Gehen Sie noch, oder rollen Sie schon?

Über elektrische Skateboards, E-Tretroller und andere zeitgeistige Fortbewegungsarten.
Anna-Maria Bauer

Anna-Maria Bauer

Unlängst auf einem Wiener Gehsteig zischt ein junger Mann mit Skateboard  an mir vorbei. So weit, so gewöhnlich.

Dieser junge Mann stand jedoch  vollkommen bewegungslos, er holte nicht Schwung, er bremste nicht ab. Er stand nur, der E-Skateboardfahrer. Gut, eigentlich sollten einen elektrisch betriebene Roller, Boards oder sonstige Bretter dieser Tage nicht verwunden.

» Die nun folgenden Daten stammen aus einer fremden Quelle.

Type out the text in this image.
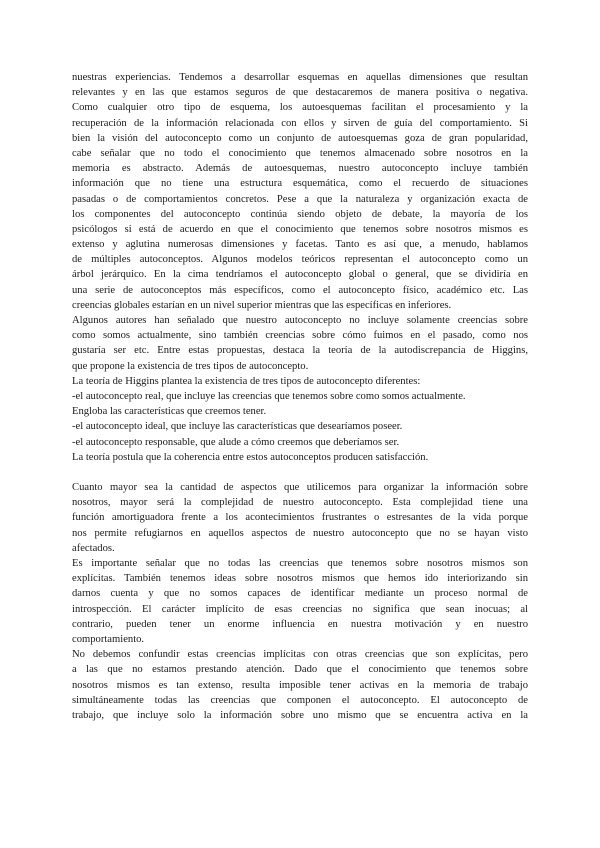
nuestras experiencias. Tendemos a desarrollar esquemas en aquellas dimensiones que resultan
relevantes y en las que estamos seguros de que destacaremos de manera positiva o negativa.
Como cualquier otro tipo de esquema, los autoesquemas facilitan el procesamiento y la
recuperación de la información relacionada con ellos y sirven de guía del comportamiento. Si
bien la visión del autoconcepto como un conjunto de autoesquemas goza de gran popularidad,
cabe señalar que no todo el conocimiento que tenemos almacenado sobre nosotros en la
memoria es abstracto. Además de autoesquemas, nuestro autoconcepto incluye también
información que no tiene una estructura esquemática, como el recuerdo de situaciones
pasadas o de comportamientos concretos. Pese a que la naturaleza y organización exacta de
los componentes del autoconcepto continúa siendo objeto de debate, la mayoría de los
psicólogos si está de acuerdo en que el conocimiento que tenemos sobre nosotros mismos es
extenso y aglutina numerosas dimensiones y facetas. Tanto es así que, a menudo, hablamos
de múltiples autoconceptos. Algunos modelos teóricos representan el autoconcepto como un
árbol jerárquico. En la cima tendríamos el autoconcepto global o general, que se dividiría en
una serie de autoconceptos más específicos, como el autoconcepto físico, académico etc. Las
creencias globales estarían en un nivel superior mientras que las específicas en inferiores.
Algunos autores han señalado que nuestro autoconcepto no incluye solamente creencias sobre
como somos actualmente, sino también creencias sobre cómo fuimos en el pasado, como nos
gustaría ser etc. Entre estas propuestas, destaca la teoría de la autodiscrepancia de Higgins,
que propone la existencia de tres tipos de autoconcepto.
La teoría de Higgins plantea la existencia de tres tipos de autoconcepto diferentes:
-el autoconcepto real, que incluye las creencias que tenemos sobre como somos actualmente.
Engloba las características que creemos tener.
-el autoconcepto ideal, que incluye las características que desearíamos poseer.
-el autoconcepto responsable, que alude a cómo creemos que deberíamos ser.
La teoría postula que la coherencia entre estos autoconceptos producen satisfacción.
Cuanto mayor sea la cantidad de aspectos que utilicemos para organizar la información sobre
nosotros, mayor será la complejidad de nuestro autoconcepto. Esta complejidad tiene una
función amortiguadora frente a los acontecimientos frustrantes o estresantes de la vida porque
nos permite refugiarnos en aquellos aspectos de nuestro autoconcepto que no se hayan visto
afectados.
Es importante señalar que no todas las creencias que tenemos sobre nosotros mismos son
explícitas. También tenemos ideas sobre nosotros mismos que hemos ido interiorizando sin
darnos cuenta y que no somos capaces de identificar mediante un proceso normal de
introspección. El carácter implícito de esas creencias no significa que sean inocuas; al
contrario, pueden tener un enorme influencia en nuestra motivación y en nuestro
comportamiento.
No debemos confundir estas creencias implícitas con otras creencias que son explícitas, pero
a las que no estamos prestando atención. Dado que el conocimiento que tenemos sobre
nosotros mismos es tan extenso, resulta imposible tener activas en la memoria de trabajo
simultáneamente todas las creencias que componen el autoconcepto. El autoconcepto de
trabajo, que incluye solo la información sobre uno mismo que se encuentra activa en la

Immerhin sind in Wien in wenigen Wochen drei verschiedene  E-Tretroller-Leihanbieter  auf den Markt gekommen. Nach Lime (300 Stück) und Bird (180 Stück) sind seit voriger Woche auch 250 Roller der Berliner Firma Tier Mobility auf den Straßen der Hauptstadt zu finden. Jetzt sind elektrisch betriebene Tretroller natürlich sehr praktisch, lustig, zweckdienlich und bequem. Noch dazu, wenn sie von Leihanbietern stammen. Dann stehen sie  auf der Straße, man kann mit ihnen kurze Fußwege schnell zurücklegen und sie am Zielort einfach stehen lassen.

Sie würden das „Problem der letzten Meile“ (Original: „last mile problem“) lösen, meinen E-Tretroller-Anbieter. Gemeint ist  das letzte Stück Weg von der Haustür zur Öffistation oder zum Parkhaus. Aber: Ist  das notwendig?

Wir leben in einer Gesellschaft mit chronischem Bewegungsmangel. Die meisten von uns sitzen nicht nur während der Arbeit, sondern auch in der Freizeit – vorm Fernseher, vor dem Computer, mit dem Handy. 

Laut der deutschen Gesundheitswissenschafterin  Hannah Frey legen Büroangestellte oft nur noch 800 bis 1000 Meter am  Tag zurück. Empfohlen wären dabei von der WHO sieben Kilometer (10.000 Schritte). Und nur zum Vergleich: Steinzeitmenschen – von denen wir uns genetisch nur wenig unterscheiden – legten im Schnitt 30 Kilometer zurück. 

Ist es also wirklich sinnvoll, diese letzte Meile der Alltagsbewegung auch noch abzugeben – nur weil die Alternative effizienter und bequemer  ist? Nur um nach der Arbeit ins Fitnesscenter zu hetzen, weil man sich ja im Alltag „so gar nicht mehr bewegt“?